The time-span of their great project was greater than their attention span, longer than any human civilisation had ever lasted. They had taken with them our weaknesses as well as our strengths, and multiplied and accelerated both. Humanity, better adapted to space by virtue of its very inferiority, would outlive them.

As had I. In a more literal sense than I’d ever intended, I had made it to the ships.

The bells of hell go ding-a-ling-a-ling

for you, but not for me

O death, where is thy sting-a-ling-a-ling?

Where, grave, thy victory?

The Cherenkov radiation rose to an intolerable blue glare as the forward part of the ship we clung to passed into the wormhole gate.

19

The Sieve Plates

They spent the night in the tunnel, with the respectful robots. From shortwave communication with others of their kind, the robots had learned of the nuclear destruction of Jay-Dub’s land-crawler. They discussed it solemnly as the humans struggled to sleep. The last thing Dee saw, before she dozed off in a relatively dry niche with her arms around Ax, was the glow in the eyes of the robots as they adopted as an article of their faith the proposition that Jay-Dub was not dead.

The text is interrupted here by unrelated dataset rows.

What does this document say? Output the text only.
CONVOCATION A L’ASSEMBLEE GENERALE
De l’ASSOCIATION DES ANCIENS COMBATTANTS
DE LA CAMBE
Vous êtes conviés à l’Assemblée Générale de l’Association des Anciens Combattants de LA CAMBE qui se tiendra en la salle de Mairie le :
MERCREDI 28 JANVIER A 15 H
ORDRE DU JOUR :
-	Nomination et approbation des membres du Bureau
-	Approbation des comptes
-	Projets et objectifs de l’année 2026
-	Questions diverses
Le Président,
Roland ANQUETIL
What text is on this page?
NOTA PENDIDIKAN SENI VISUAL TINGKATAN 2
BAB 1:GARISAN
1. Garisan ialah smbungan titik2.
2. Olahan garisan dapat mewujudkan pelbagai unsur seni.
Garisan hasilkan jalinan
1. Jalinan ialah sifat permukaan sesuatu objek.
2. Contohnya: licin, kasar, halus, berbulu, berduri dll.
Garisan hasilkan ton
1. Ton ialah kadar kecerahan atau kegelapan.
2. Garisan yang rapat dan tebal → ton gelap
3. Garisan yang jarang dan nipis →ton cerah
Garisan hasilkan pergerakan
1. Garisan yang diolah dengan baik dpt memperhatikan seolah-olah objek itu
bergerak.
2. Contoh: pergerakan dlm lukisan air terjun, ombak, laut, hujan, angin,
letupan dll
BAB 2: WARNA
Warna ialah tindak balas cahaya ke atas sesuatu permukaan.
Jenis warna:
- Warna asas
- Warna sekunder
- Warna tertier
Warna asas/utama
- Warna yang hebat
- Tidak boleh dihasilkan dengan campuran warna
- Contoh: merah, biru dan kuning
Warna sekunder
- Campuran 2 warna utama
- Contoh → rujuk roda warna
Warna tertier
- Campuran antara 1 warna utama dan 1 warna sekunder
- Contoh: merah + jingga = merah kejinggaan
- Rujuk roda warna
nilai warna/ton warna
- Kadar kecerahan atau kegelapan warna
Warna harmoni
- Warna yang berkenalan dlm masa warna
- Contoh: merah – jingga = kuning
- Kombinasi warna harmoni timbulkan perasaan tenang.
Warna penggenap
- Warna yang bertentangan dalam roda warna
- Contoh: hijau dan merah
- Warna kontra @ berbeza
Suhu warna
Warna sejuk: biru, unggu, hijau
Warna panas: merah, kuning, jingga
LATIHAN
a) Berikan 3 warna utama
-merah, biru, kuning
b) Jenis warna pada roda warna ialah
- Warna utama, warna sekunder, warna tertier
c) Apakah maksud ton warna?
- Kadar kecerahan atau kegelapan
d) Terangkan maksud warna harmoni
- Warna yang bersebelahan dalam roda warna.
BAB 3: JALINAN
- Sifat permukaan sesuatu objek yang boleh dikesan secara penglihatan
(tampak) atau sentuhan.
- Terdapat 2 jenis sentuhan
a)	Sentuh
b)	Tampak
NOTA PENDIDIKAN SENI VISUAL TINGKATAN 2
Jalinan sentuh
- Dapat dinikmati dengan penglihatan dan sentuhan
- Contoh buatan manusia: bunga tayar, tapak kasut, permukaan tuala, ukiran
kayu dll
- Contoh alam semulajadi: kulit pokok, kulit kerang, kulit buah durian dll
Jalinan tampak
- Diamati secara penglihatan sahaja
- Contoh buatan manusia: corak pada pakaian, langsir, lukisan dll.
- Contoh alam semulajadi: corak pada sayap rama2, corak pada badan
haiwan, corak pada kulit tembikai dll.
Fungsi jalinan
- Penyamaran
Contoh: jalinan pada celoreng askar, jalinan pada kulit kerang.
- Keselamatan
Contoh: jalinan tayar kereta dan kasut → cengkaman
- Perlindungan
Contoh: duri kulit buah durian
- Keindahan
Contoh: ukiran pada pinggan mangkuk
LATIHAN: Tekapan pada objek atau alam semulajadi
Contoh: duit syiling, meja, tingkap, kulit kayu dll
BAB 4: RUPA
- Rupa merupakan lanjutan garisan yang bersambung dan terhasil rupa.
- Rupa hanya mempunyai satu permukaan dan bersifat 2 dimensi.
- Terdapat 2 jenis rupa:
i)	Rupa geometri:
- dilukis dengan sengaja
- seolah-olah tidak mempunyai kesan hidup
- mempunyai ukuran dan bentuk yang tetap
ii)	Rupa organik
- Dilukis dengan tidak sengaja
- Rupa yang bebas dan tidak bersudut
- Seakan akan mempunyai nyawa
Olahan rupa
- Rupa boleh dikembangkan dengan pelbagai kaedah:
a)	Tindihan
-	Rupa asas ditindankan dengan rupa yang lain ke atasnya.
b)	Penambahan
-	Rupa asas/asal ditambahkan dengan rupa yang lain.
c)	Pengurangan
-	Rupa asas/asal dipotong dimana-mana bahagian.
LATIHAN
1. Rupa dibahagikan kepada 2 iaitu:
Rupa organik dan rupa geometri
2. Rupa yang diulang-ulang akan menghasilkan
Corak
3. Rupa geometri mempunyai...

In the first light of morning the humans rose and kitted themselves out in the robot disguises. Their main purpose was to fool observers in the sky; on the ground, up close, they’d deceive nobody.

‘How do you know we’ve got to do all this?’ Ax grumbled. He was peeved at having to wear an even more ludicrous robot-shell than the others, because of his small size. He looked like a litter-bin with legs.

‘Jay-Dub told me what to do,’ Dee said, her voice deep and strange through the speaker-grille of her headpiece.

‘When?’

She gave a clanking shrug. ‘When we were in his VR together,’ she said. ‘And just before I left the truck, I jacked in again. He told me exactly what to do, if he didn’t make it.’

‘And you’re not going to tell us?’ demanded Tamara, trying to find a suitable place on the robot body to stow her pistol. (‘Worse than pockets in a skirt,’ she’d muttered.)

‘No,’ said Dee firmly. ‘If I don’t make it, you can’t do anything. And if any of you don’t, it’s better you don’t know.’

‘Nothing like dying happy,’ said Wilde.

The robot who’d done most of the talking bade them farewell, assured them they’d always be welcome in the camps of the Metal People, and gave them some advice as to how to behave if confronted. Its bass voice trailed off as it looked at Dee.

‘You are a machine too,’ it said. ‘You will know.’

‘Thank you,’ said Dee, her voice sounding even stranger as she tried not to laugh. ‘But my human friend here is more familiar with the wild machines.’

‘Avoid them,’ the robot told her. ‘They are not like us.’

The humans walked along the tunnel towards the arch of distant light. When they reached it and turned for a backward glance, their own vision had adapted, and the paired pinhole glints of the robots’ eyes had vanished in the dark.

Tamara sneezed. It made a mess inside her headpiece, and she surreptitiously lifted it off to wipe away the snot and spittle.

‘Great,’ said Ax, from behind her. ‘That’ll look real convincing, a robot pulling its own head off.’